I've kept a cursive journal for a long time. My choice of tools is a #2 yellow pencil. When I'm on a roll I often let the point get pretty dull. A couple of years ago when I had finished and was reading over my work I recognized the penmanship. I'd seen it somewhere else. Months later I found an old photo my grandmother had written on and recognized a similarity to mine. When I enlisted in the air force she usually wrote to me every other week...with a #2 dull pencil. Is there such a thing as DMA memory? A Google search didn't answer that question. If I were a young man arriving for a PhD that subject might be worth my time.
I always wanted to journal, but somehow I never could come up with anything interesting to write about. I've always preferred a #2 pencil too, Eric. Also have an affinity for the old-style medium point BIC ballpoint pens, with blue ink. My husband's grandfather wrote his autobiography when he was nearly 90, typed the whole thing himself, then had bound copies made (actual hard-cover books) for all family members. I loved reading it and wish I could leave something as interesting for my own children. I suppose I could make mine fiction.
My mother, who had to drop out of high school and move to the city to work, wrote pages and pages of poetry. She used mainly pencil, as I recall. She had a hunger to write, even if just frequent letters to the editor. Just between ourselves her poems weren't all that good but she wanted us to preserve them. She was most definitely the source of the family intelligence (three valedictorians out of six kids, and no, I wasn't one of them ).
Many times I have nothing to write, but I write anyway. I begin with the weather, then what happened yesterday. Probably no will ever read these scribbles, so it doesn't matter that it's not a lot different from yesterday. My point is that my head is usually filled with white noise. It's like a ball of twine with no visible end. Sometimes, when I stop my mind is still filled with a zillion fragments of nothings. However, sometimes a gem comes tumbling out onto the page. Sometime these gems lead to a dead end, sometimes there's something to grab. I don't recall who wrote to whom, but the author said: "this letter would have been shorter, but there wasn't time." Let your pencil tell the first story. Some pretty cool things show up in the second draft. I've been writing amateur radio stories for the K9YA Telegraph, a Chicago e-magazine for five or six years. Sometimes I rewrite my submissions six or seven times.

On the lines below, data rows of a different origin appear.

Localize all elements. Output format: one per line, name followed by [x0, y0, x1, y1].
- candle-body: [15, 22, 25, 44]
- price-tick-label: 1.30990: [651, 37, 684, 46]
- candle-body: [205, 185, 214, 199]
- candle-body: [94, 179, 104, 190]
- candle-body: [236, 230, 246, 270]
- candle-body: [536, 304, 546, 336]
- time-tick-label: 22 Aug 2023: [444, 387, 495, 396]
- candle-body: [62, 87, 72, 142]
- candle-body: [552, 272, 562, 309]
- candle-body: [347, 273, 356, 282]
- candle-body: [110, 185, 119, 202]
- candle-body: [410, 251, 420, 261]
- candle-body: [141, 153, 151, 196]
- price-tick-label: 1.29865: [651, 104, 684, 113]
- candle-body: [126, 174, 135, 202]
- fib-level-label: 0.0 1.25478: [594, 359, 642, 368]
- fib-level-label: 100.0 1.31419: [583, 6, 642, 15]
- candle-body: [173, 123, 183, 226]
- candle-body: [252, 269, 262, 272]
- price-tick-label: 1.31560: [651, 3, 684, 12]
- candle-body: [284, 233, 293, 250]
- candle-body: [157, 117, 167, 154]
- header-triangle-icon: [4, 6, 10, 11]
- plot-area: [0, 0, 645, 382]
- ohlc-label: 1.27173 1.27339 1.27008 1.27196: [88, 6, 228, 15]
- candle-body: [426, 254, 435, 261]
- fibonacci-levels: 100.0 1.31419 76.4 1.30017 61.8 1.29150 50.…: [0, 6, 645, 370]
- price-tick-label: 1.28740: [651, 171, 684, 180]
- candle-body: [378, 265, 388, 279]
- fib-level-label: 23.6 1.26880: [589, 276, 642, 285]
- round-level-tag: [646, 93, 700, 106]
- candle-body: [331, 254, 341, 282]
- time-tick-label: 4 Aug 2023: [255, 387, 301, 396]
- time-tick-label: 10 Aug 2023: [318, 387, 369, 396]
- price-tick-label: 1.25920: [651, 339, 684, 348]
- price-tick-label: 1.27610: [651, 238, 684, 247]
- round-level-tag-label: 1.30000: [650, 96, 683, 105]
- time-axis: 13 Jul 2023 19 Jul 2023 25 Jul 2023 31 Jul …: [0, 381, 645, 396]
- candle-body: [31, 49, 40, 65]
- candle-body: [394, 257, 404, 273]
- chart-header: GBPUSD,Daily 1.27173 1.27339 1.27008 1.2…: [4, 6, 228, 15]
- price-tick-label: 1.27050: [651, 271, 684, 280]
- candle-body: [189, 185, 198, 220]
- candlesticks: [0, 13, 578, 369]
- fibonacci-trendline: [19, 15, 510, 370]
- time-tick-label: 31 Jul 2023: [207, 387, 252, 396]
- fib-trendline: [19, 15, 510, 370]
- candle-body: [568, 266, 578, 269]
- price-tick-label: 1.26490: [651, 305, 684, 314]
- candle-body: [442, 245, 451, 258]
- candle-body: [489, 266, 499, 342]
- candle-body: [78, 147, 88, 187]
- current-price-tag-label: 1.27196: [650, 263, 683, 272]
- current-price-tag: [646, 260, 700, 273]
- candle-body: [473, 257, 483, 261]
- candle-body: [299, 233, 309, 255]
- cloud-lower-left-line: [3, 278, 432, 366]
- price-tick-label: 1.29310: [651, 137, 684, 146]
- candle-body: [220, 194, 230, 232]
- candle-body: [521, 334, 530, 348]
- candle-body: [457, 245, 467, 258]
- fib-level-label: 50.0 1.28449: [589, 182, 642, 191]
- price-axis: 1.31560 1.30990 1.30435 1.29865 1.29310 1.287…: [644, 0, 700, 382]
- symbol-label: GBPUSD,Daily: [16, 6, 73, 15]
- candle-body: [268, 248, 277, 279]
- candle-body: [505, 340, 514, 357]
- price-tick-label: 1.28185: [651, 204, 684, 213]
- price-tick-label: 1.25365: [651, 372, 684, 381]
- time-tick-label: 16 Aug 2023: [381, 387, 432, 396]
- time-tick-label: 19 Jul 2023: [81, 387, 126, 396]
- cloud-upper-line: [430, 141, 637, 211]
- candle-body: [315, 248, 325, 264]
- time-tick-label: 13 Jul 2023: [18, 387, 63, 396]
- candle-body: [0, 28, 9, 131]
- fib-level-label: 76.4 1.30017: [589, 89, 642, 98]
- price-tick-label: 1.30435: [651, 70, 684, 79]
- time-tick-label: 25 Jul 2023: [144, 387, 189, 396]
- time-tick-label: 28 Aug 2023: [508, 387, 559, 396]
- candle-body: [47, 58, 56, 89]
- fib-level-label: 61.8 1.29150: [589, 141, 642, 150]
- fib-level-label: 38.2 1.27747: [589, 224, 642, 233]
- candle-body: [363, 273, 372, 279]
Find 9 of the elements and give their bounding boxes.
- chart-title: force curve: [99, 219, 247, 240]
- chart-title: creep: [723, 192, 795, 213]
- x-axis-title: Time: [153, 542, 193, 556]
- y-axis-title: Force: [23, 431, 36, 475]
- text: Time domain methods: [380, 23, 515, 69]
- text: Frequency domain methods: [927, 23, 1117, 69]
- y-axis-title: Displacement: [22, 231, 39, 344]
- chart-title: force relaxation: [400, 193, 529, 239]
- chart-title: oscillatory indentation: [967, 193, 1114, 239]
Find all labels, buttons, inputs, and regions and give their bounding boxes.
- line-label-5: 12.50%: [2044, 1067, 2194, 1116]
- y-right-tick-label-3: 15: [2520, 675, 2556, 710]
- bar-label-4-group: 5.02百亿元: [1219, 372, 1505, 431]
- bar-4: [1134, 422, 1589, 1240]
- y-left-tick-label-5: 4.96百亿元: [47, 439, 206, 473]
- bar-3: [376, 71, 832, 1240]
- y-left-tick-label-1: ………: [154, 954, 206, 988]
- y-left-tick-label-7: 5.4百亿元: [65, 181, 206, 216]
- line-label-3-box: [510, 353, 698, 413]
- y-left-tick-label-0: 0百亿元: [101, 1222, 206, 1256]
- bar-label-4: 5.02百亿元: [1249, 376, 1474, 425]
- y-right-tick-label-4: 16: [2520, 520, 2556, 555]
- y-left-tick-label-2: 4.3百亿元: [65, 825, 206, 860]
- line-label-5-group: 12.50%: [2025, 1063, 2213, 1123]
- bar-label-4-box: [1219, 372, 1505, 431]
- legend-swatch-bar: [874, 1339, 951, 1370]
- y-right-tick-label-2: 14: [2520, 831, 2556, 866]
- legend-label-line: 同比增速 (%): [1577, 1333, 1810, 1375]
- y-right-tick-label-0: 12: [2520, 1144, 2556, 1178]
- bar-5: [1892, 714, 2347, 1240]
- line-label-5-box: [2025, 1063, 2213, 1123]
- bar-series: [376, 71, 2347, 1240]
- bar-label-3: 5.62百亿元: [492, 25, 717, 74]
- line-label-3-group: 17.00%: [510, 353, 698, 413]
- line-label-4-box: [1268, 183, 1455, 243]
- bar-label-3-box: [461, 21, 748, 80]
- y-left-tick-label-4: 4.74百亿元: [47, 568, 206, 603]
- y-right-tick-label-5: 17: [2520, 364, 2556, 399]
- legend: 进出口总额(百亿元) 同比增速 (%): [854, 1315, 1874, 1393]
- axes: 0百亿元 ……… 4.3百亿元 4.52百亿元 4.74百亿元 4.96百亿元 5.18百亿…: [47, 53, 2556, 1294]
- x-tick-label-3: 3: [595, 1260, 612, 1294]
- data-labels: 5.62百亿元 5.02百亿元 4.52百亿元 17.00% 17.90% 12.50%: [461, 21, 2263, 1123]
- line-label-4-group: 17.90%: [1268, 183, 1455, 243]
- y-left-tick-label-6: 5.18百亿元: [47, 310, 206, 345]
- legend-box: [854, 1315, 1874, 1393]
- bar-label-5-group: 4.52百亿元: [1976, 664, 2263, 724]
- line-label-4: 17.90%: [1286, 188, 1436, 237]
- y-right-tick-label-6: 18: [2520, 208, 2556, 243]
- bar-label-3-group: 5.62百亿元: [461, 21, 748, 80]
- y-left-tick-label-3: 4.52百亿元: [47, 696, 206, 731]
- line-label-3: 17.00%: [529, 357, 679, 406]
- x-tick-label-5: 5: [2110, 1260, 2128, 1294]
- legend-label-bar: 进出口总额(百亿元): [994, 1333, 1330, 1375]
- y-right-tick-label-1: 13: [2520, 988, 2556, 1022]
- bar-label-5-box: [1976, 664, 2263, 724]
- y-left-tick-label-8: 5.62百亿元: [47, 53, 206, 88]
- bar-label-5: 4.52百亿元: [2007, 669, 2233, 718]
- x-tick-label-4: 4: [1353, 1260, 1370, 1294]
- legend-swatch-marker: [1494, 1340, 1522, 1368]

Yes. Each molecule of DNA contains approx. 4 gigs of “entangled” memory much of which is suspected to hold experiences, likes, dislikes etc of those in one’s genetic line. About writing though, I used to love to write but I had to use a fountain pen. Call it a fetish of sorts, but it didn’t seem right to practice cursive writing without it. Now I just scribble with anything that’s handy at the time and generally just print to boot.
Writing for one's self is one thing; writing for others takes talent. Apparently my talent is reading, not writing. I envy your ability to write and I'm enjoying stories that you share.
Thanks for that info. Life is filled with twists and turns. Back in the late eighties I owned a Commodore 64. I joined a writing group and after year I learned what everyone else was using to scribble and I also saved a work sheet for developing a character. That alone made it a worthwhile exercise.
Actually, writing is hard work. If I were to base my hours against what gets printed I would stop. But I enjoy my character, especially when they tell what to write.